Bile Salts at Low pH Cause Dilation of Intercellular Spaces in In Vitro Stratified Primary Esophageal Cells, Possibly by Modulating Wnt Signaling.

BACKGROUND: The presence of dilated intercellular spaces in the stratified squamous lining of the esophagus is the pathognomonic feature of reflux esophagitis secondary to gastroesophageal reflux disease (GERD). In addition to stomach acid, bile salts are major constituents of gastroesophageal refluxate. The aim of our study was to determine the effect of bile salts cocktail at different pHs on epithelial junctions in an in vitro transwell model of stratified esophageal squamous epithelium. DISCUSSION: Human telomerase reverse transcriptase (hTERT) immortalized primary esophageal EPC1 cells were grown on polyester transwell surfaces in calcium-enriched media. The cells exhibited gradual stratification into an 11-layered squamous epithelium over 7 days, together with epithelial barrier function as indicated by increased transepithelial electrical resistance (TEER). This stratified epithelium demonstrated well-formed tight junctions, adherens junctions, and desmosomes as visualized by immunofluorescence and electron microscopy. When exposed to short pulses of bile salts at pH 5, but not either condition alone, there was loss of stratification and decrease in TEER, concomitant with disruption of adherens junctions, tight junctions, and desmosomes, leading to the appearance of dilated intercellular spaces. At the cellular level, bile salts at pH 5 activated the Wnt pathway (indicated by increased β-catenin Ser552 phosphorylation).

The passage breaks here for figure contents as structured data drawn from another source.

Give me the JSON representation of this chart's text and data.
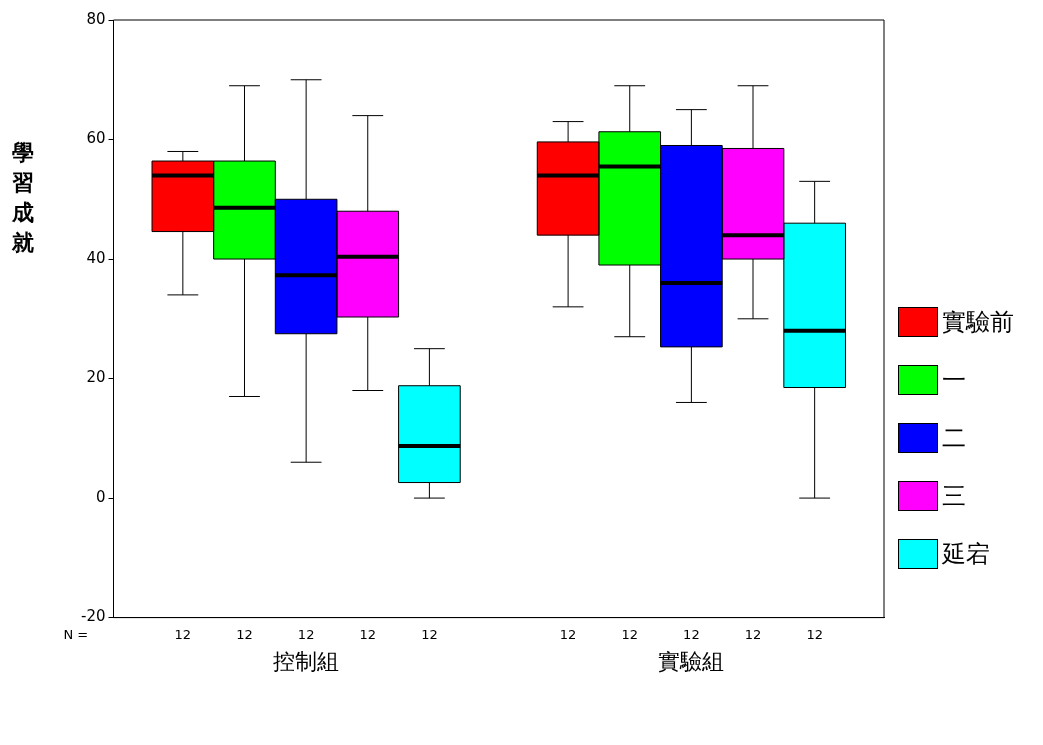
{
  "chart_data": {
    "type": "box",
    "ylabel": "學習成就",
    "categories": [
      "控制組",
      "實驗組"
    ],
    "ylim": [
      -20,
      80
    ],
    "yticks": [
      -20,
      0,
      20,
      40,
      60,
      80
    ],
    "grid": false,
    "legend": "right",
    "series": [
      {
        "name": "實驗前",
        "color": "#ff0000",
        "boxes": [
          {
            "low": 34,
            "q1": 44.6,
            "median": 54,
            "q3": 56.4,
            "high": 58
          },
          {
            "low": 32,
            "q1": 44,
            "median": 54,
            "q3": 59.6,
            "high": 63
          }
        ]
      },
      {
        "name": "一",
        "color": "#00ff00",
        "boxes": [
          {
            "low": 17,
            "q1": 40,
            "median": 48.6,
            "q3": 56.4,
            "high": 69
          },
          {
            "low": 27,
            "q1": 39,
            "median": 55.5,
            "q3": 61.3,
            "high": 69
          }
        ]
      },
      {
        "name": "二",
        "color": "#0000ff",
        "boxes": [
          {
            "low": 6,
            "q1": 27.5,
            "median": 37.3,
            "q3": 50,
            "high": 70
          },
          {
            "low": 16,
            "q1": 25.3,
            "median": 36,
            "q3": 59,
            "high": 65
          }
        ]
      },
      {
        "name": "三",
        "color": "#ff00ff",
        "boxes": [
          {
            "low": 18,
            "q1": 30.3,
            "median": 40.4,
            "q3": 48,
            "high": 64
          },
          {
            "low": 30,
            "q1": 40,
            "median": 44,
            "q3": 58.5,
            "high": 69
          }
        ]
      },
      {
        "name": "延宕",
        "color": "#00ffff",
        "boxes": [
          {
            "low": 0,
            "q1": 2.6,
            "median": 8.7,
            "q3": 18.8,
            "high": 25
          },
          {
            "low": 0,
            "q1": 18.5,
            "median": 28,
            "q3": 46,
            "high": 53
          }
        ]
      }
    ],
    "annotations": [
      "N =",
      "12",
      "12",
      "12",
      "12",
      "12",
      "12",
      "12",
      "12",
      "12",
      "12"
    ]
  }
}
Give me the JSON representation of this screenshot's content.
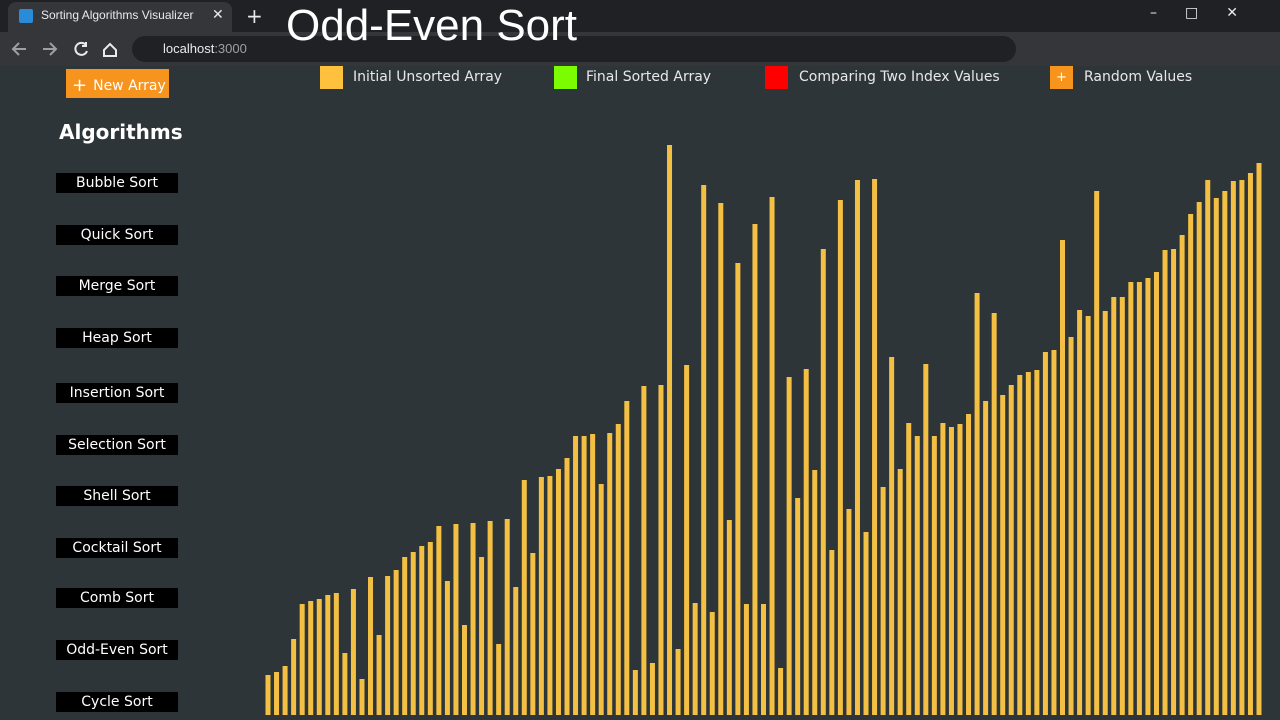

CONCLUSION: In conclusion, in our in vitro transwell model bile salts at pH 5, but not bile salts or media at pH 5 alone, modulate Wnt signaling, disrupt different junctional complexes, and cause increased permeability of stratified squamous esophageal epithelium. These changes approximate the appearance of dilated intercellular space similar to that found in GERD patients.